The Statement titled, “CBN Reaffirms Commitment to Financial System Stability, Safety of Depositors’ Funds” and signed by Ag. Director, Corporate Communications, Hakama Sidi Ali (Mrs.), begins with a firm assurance: “The Central Bank of Nigeria (CBN) wishes to reassure the public of its unwavering commitment to ensuring the stability and reliability of the Nigerian financial system.” It further stated, “The CBN recognises the crucial role that confidence plays in banking operations and wants to affirm that all deposits in Nigerian banks are secure. The CBN actively ensures that banks adhere to established regulations and best practices to maintain the integrity of our financial system. Regular stress testing is conducted to identify potential vulnerabilities, helping to ensure that our financial institutions are resilient.”
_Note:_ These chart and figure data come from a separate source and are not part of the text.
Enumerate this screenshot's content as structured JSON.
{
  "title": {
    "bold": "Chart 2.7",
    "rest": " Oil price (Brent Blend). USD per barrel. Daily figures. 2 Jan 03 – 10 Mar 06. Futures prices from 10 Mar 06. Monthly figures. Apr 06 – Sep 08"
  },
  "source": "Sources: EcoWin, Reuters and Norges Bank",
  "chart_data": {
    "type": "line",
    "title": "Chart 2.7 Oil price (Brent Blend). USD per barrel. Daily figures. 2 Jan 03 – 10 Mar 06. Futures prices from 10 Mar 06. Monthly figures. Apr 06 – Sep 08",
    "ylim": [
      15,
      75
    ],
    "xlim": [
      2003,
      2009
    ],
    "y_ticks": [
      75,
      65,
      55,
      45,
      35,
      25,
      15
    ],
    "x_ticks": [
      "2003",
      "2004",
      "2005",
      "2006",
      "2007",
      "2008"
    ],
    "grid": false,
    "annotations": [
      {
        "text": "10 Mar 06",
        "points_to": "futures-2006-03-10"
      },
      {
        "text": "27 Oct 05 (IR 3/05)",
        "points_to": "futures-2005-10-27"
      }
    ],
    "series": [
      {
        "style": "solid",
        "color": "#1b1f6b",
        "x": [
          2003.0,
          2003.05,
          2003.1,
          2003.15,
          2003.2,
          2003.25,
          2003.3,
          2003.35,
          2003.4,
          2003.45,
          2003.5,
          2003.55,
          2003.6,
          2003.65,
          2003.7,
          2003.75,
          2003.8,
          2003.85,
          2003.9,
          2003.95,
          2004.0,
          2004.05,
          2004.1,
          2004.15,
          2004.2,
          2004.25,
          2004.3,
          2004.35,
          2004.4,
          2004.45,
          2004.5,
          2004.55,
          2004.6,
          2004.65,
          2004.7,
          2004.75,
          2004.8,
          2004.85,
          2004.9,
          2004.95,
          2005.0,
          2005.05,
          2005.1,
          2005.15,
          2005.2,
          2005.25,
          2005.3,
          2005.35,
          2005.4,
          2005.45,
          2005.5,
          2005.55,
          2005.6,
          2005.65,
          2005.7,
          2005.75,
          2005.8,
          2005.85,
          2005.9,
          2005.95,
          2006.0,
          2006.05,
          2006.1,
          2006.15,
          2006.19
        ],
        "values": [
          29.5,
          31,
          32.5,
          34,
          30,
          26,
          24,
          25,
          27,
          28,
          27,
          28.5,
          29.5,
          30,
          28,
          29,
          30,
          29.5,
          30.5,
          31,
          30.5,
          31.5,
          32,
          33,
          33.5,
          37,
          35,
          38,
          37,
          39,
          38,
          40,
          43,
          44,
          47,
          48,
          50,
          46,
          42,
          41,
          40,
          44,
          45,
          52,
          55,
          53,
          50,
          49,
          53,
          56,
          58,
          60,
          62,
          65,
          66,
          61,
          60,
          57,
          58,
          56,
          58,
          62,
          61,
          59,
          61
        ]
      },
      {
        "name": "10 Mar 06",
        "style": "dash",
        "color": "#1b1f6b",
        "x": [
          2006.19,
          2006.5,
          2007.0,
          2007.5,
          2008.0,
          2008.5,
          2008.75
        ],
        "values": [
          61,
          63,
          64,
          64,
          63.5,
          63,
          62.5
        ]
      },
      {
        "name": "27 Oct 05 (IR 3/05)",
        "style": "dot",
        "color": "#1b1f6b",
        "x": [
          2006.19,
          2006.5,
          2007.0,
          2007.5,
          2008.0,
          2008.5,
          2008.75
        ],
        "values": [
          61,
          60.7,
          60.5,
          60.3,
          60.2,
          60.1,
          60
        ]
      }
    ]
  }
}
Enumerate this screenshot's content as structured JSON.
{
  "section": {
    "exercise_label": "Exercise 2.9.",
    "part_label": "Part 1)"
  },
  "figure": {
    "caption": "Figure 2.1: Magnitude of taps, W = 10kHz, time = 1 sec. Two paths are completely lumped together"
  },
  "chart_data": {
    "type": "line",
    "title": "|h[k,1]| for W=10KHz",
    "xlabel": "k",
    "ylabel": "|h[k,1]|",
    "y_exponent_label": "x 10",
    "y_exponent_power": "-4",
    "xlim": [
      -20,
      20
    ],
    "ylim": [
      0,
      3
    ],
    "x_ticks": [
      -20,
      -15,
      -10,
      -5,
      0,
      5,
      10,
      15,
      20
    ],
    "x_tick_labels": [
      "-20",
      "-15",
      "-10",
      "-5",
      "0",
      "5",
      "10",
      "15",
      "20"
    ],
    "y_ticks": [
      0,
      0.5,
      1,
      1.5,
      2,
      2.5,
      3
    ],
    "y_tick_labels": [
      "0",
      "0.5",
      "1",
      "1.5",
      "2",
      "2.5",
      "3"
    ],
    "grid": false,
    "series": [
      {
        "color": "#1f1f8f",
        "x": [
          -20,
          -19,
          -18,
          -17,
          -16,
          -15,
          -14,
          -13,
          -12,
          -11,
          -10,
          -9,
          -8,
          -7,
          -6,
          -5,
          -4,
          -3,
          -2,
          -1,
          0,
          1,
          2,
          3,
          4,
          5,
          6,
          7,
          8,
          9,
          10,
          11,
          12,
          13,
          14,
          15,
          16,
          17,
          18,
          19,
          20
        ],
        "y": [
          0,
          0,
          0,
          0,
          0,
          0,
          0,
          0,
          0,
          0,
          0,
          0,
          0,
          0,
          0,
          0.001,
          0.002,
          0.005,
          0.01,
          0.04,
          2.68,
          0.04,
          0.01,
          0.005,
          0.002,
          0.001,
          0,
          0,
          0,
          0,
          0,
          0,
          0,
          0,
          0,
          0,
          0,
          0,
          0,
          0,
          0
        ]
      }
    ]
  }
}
On how the Monetary Authority fulfills its oversight responsibility, ensuring system-wide monitoring of licensed Banks in Nigeria as well as their offshore operations, the Statement says, “In addition, the CBN has implemented Early Warning Systems that proactively detect and address emerging risks, allowing us to provide timely solutions to any foreseen issues. The Bank’s approach to Risk-Based Supervision ensures that it focuses its regulatory efforts on institutions that may pose the highest risk to the financial system. This targeted strategy allows it to maintain a robust oversight mechanism while promoting the overall health of the banking sector. Furthermore, the CBN has established Memoranda of Understanding with the various countries where Nigerian banks’ subsidiaries are located. This collaboration enhances regulatory coordination and ensures that our banks operate within a safe and sound framework in accordance with banking regulations, both domestically and internationally.”

 

In closing, the Ag. Director said, “The CBN remains dedicated to fostering a secure banking environment where depositors can be fully confident in the safety of their funds. It will continue to monitor and adapt strategies to safeguard the financial interests of all Nigerians and stakeholders in our financial system.”